There is merit in the argument that a public official should be able to understand the documents she/he is handling. However this understanding is related to literacy (the ability to read and write with understanding) and not some arbitrarily defined standards of educational attainment. Even if one were to accept the argument for literacy, the government should necessarily have put this into effect from the next panchayat elections since mere literacy in rural Rajasthan is abysmally low: 61 per cent overall and 45 per cent for women (census 2011). The notice period would have given interested persons an opportunity to enroll and educate themselves. If in addition, the government had also invested in massive adult literacy outreach to ensure that the poor and marginalised actually had the opportunity to study, it would have truly seemed development oriented. Everyone - civil society and opposition political parties - would have supported such a measure. Instead the government has chosen to disenfranchise at least 80 per cent of the rural populace who have not had the opportunity to study due to class, gender, caste and region based marginalisation in what can only be seen as double punishment.

Finally, in attempting to foist the original idea on to the Congress Party, the BJP government is trying to make a sin out of what is a virtue of democratic governance. The fact that the Congress government mooted a similar policy during its tenure is of little significance. Any government will deliberate on scores of policies as part of the political process and governance but the very fact that it did not move forward with this idea speaks for itself. The erstwhile Congress government may indeed have deliberated on something similar but to draw equivalence is erroneous because the details and manner of execution could have differed in many ways leading to wholly different outcomes. A consultative process wherein the government is open to changing its stand or wholly dropping its initiative altogether based on reasoned debate and dissent is a fundamental tenet of democratic governance. The fact remains that the Congress-led government dropped this initiative given the lakhs of people who would have been disenfranchised from their democratic right of political participation - and the onus of this decision lies solely with the current BJP government.

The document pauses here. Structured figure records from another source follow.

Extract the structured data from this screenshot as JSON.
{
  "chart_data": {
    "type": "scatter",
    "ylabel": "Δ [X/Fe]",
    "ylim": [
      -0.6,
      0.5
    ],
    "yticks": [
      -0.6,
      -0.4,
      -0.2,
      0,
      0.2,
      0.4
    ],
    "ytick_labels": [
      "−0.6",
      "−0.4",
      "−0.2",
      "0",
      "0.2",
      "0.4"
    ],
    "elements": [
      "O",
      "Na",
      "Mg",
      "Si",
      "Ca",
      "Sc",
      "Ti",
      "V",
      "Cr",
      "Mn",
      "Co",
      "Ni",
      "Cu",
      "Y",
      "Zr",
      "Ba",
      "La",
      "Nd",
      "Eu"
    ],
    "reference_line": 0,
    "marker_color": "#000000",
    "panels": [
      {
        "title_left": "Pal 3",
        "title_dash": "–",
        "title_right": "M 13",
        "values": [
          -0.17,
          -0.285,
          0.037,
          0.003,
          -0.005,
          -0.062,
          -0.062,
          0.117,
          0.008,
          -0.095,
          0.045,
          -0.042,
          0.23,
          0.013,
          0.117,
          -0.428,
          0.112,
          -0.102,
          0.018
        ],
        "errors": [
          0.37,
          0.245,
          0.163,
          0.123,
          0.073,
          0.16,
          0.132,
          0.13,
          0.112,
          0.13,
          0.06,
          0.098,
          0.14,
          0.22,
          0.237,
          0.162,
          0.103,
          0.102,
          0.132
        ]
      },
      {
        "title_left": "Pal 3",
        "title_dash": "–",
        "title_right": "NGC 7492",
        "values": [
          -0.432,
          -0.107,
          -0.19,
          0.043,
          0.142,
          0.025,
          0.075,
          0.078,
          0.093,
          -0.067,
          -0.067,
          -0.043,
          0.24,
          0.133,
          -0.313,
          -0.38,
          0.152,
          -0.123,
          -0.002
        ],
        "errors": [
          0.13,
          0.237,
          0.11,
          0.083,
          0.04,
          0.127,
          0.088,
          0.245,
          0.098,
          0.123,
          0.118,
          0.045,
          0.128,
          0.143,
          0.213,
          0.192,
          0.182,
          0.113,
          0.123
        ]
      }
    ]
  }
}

Two former CECs and several former judges of the Supreme Court and Rajasthan High Court (and other High Courts) have already written an open letter to the Rajasthan chief minister calling the ordinance unconstitutional, unjust and undemocratic and urging her to withdraw the ordinance. The Supreme Court will take up writs challenging the ordinance today (January 5). The fate of rural Rajasthan and the very normative framework of democracy will turn on its decision.